Ndalu de Almeida, mais conhecido como Ondjaki, nasceu em Luanda, Angola, no dia 5 de julho de 1977. Com grandes influências da literatura brasileira, tais como Manoel de Barros, Carlos Drummond de Andrade, Guimarães Rosa e Adélia Prado, sua trajetória artística também perpassa pelo teatro e pela pintura. É um dos poetas angolanos mais premiados de sua geração, tendo obras traduzidas em diversos idiomas. Venceu o Prêmio Jabuti de 2010, na categoria “Juvenil”, e o Prêmio José Saramago, em 2013, por seu romance “Os transparentes”.

 

INTIMAR O POEMA A SER RAIZ

era um poema lateral aos sentidos.
ganhava formato ébrio
ao nem ser escrito.
longe dos pensamentos
imitava uma pedra
[aí as palavras drummondeavam].
longe das lógicas
– com tendência vagabunda –
o poema driblava lados avessos
de noites
e animais
[aqui sílabas manoelizam, barrentas]
mas uma estrela nunca brilha
tão solitária;
encarece-se também de luuandinar,
miar à couto,
esvair-se para guimarães…
era um poema carente de afetar-se
a ramos gracilianos.
assim alcançava
o estatuto
de raiz.
cheirando, emitia brilhos tímidos
– fosse um pirilampo.

O INÍCIO

Segui a lesma, a baba dela parecia um rio de infância
perdido no tempo. escorreguei no tempo.
nesse rio havia um jacaré. a fileira enorme de dentes
lembrou-me uma pequena aldeia cheia de cubatas [talvez a
aldeia de ynari]:
adormeci na aldeia.
ouvi um barulho – era a lesma a sorrir.
o sorriso faz-me lembrar um velho muito velho que
escrevia poemas. os poemas eram restos de lixo que ele
colecionava no quarto ou no coração das mãos.
abracei o velho. quase que eu esborrachava a lesma.

CORPO

em cima do que foi olhado
pela poesia

estendo o meu luando

empresto o meu corpo ao chão
e adormeço.

PÉTALAS

aprecio muito a redondez do mundo,
flores e pétalas
apontadas numa direção amarela

verdades doces como mangas
[gosto de mangas com fio – dão sorrisos mais amarelos]

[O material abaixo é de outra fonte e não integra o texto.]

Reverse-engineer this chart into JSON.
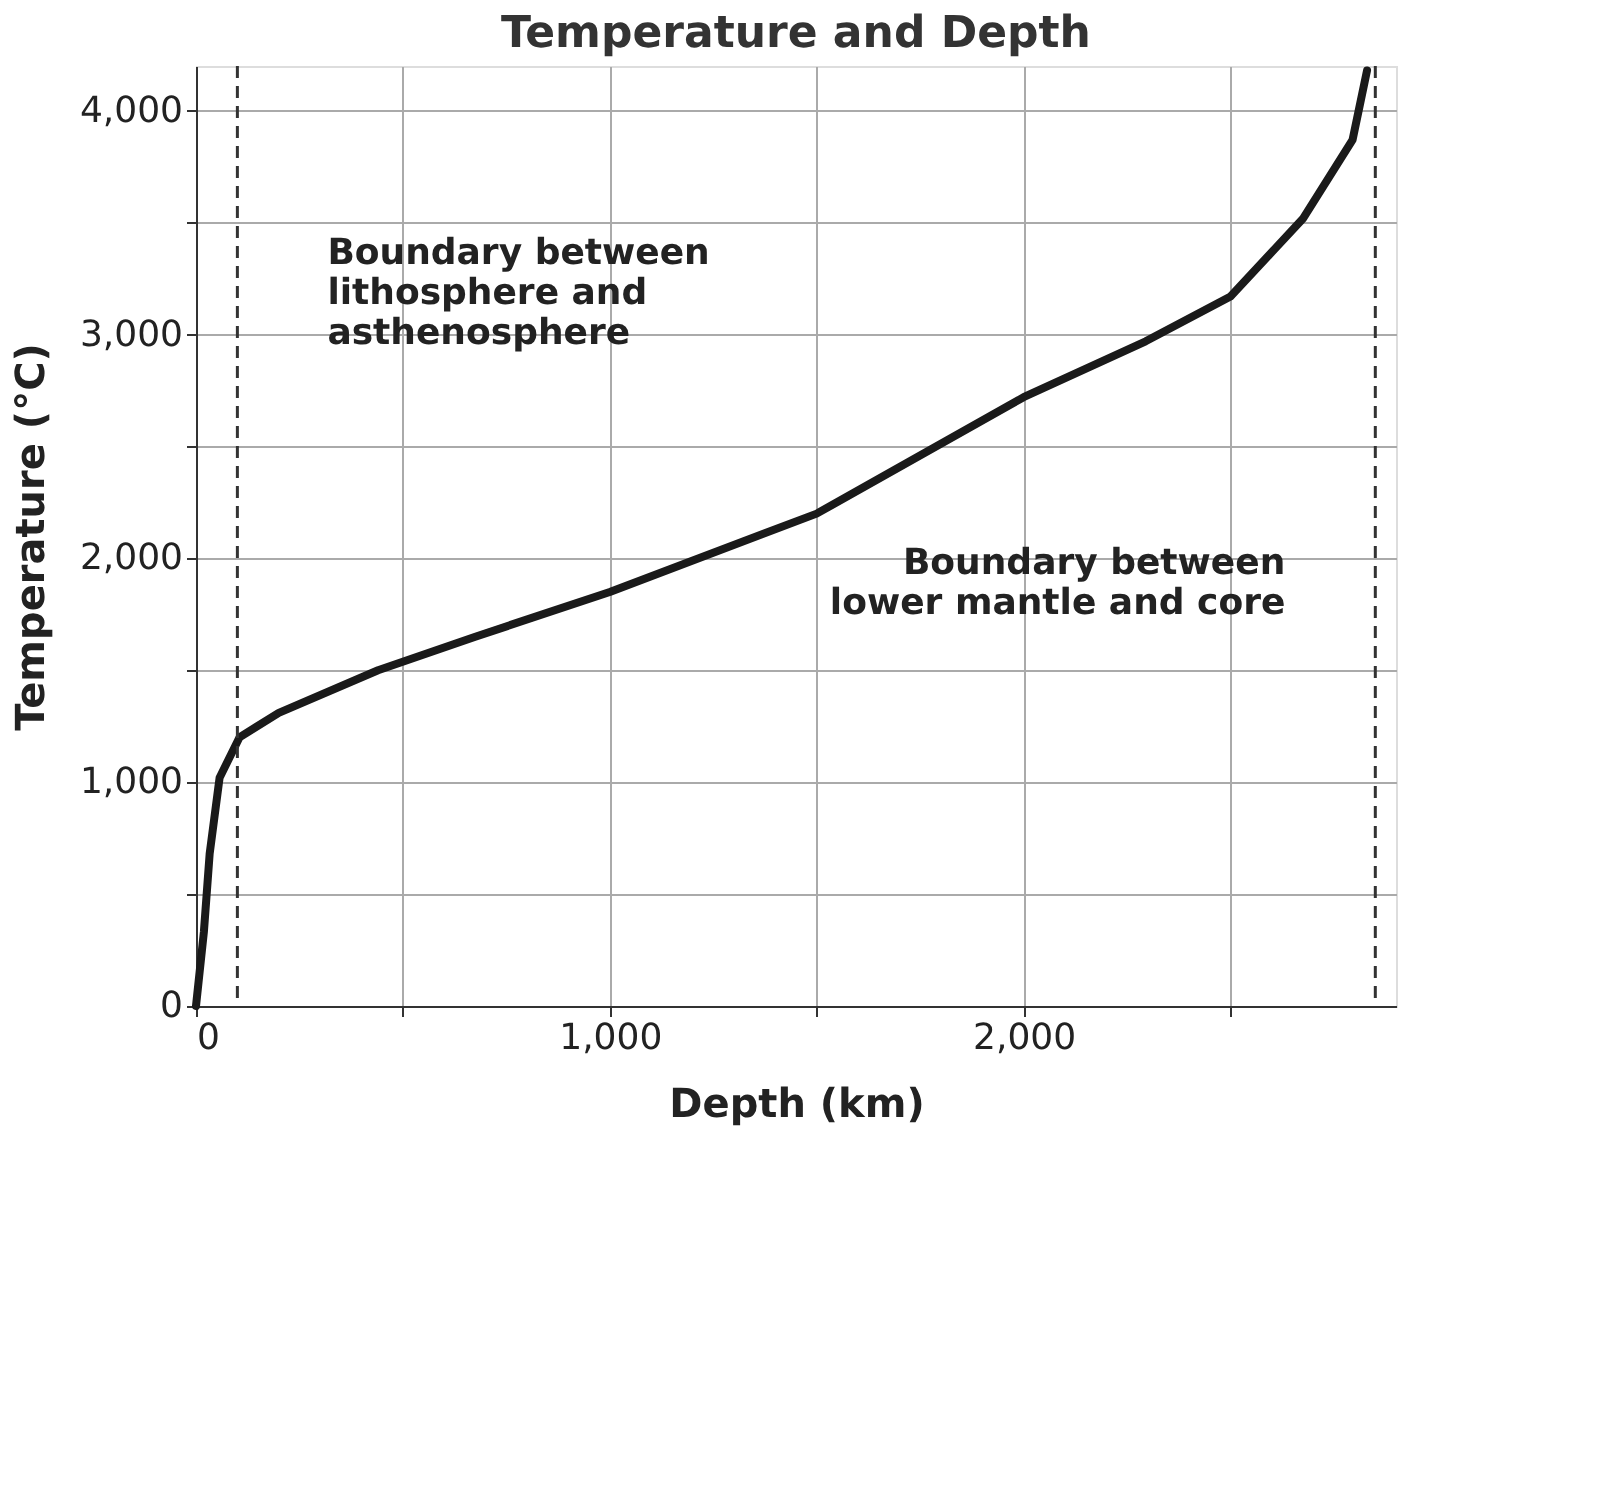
{
  "chart_data": {
    "type": "line",
    "title": "Temperature and Depth",
    "xlabel": "Depth (km)",
    "ylabel": "Temperature (°C)",
    "x": [
      0,
      19,
      33,
      57,
      105,
      200,
      440,
      675,
      1000,
      1500,
      2000,
      2295,
      2500,
      2676,
      2795,
      2830
    ],
    "series": [
      {
        "color": "#1a1a1a",
        "values": [
          0,
          330,
          680,
          1020,
          1200,
          1310,
          1500,
          1650,
          1850,
          2200,
          2720,
          2970,
          3170,
          3520,
          3870,
          4180
        ]
      }
    ],
    "xlim": [
      0,
      2900
    ],
    "ylim": [
      0,
      4200
    ],
    "xticks": [
      0,
      {
        "value": 500,
        "label": null
      },
      {
        "value": 1000,
        "label": "1,000"
      },
      {
        "value": 1500,
        "label": null
      },
      {
        "value": 2000,
        "label": "2,000"
      },
      {
        "value": 2500,
        "label": null
      }
    ],
    "yticks": [
      0,
      {
        "value": 500,
        "label": null
      },
      {
        "value": 1000,
        "label": "1,000"
      },
      {
        "value": 1500,
        "label": null
      },
      {
        "value": 2000,
        "label": "2,000"
      },
      {
        "value": 2500,
        "label": null
      },
      {
        "value": 3000,
        "label": "3,000"
      },
      {
        "value": 3500,
        "label": null
      },
      {
        "value": 4000,
        "label": "4,000"
      }
    ],
    "ref_lines": [
      {
        "axis": "x",
        "value": 100,
        "label": "Boundary between\nlithosphere and\nasthenosphere",
        "line_style": "dashed",
        "color": "#333333"
      },
      {
        "axis": "x",
        "value": 2850,
        "label": "Boundary between\nlower mantle and core",
        "line_style": "dashed",
        "color": "#333333"
      }
    ],
    "grid": true,
    "line_style": "solid",
    "marker": "none"
  }
}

um dia veio o vento e as pétalas esvoaçaram

ficou triste a flor
ficaram livres as pétalas.

À NOITE SER [MATERIAIS PARA…]

dedos quietos que crescem
pela nua
brincadeiras como o amor
pêndulo solto de sonhos
lógicas sacudidas
olhar de só-assim
modos de chegar como sementes
manobras de artesão contra o ego
desafio do “eu”
nudez de pele
de mãos
e (sob os teus olhos)
invenção de um sólido espanador de tristezas

CONSTRUÇÃO

construção da casa [e do interior da casa]
construção de uma fogueira [e do fogo, e da chama, e das
cinzas]
construção de uma pessoa [do embrião aos livros]
construção do amor
construção da sensibilidade [desde os poros até à música]
construção de uma ideia [passando pelo que o outro disse]
construção do poema [e do sentir do poema]

[há qualquer coisa de “des” na palavra construção]

desconstrução do preconceito
desconstrução da miséria
desconstrução do medo
desconstrução da rigidez
desconstrução do inchaço do ego
desconstrução simples [como exercício]
desconstrução do poema [para um renascer dele]

construção é uma palavra
que causa suor
ao ser pronunciada.

penso que esse seja um suor bonito.

*Poemas do livro “Materiais para confecção de um espanador de tristeza”, Editora Caminho, 2009.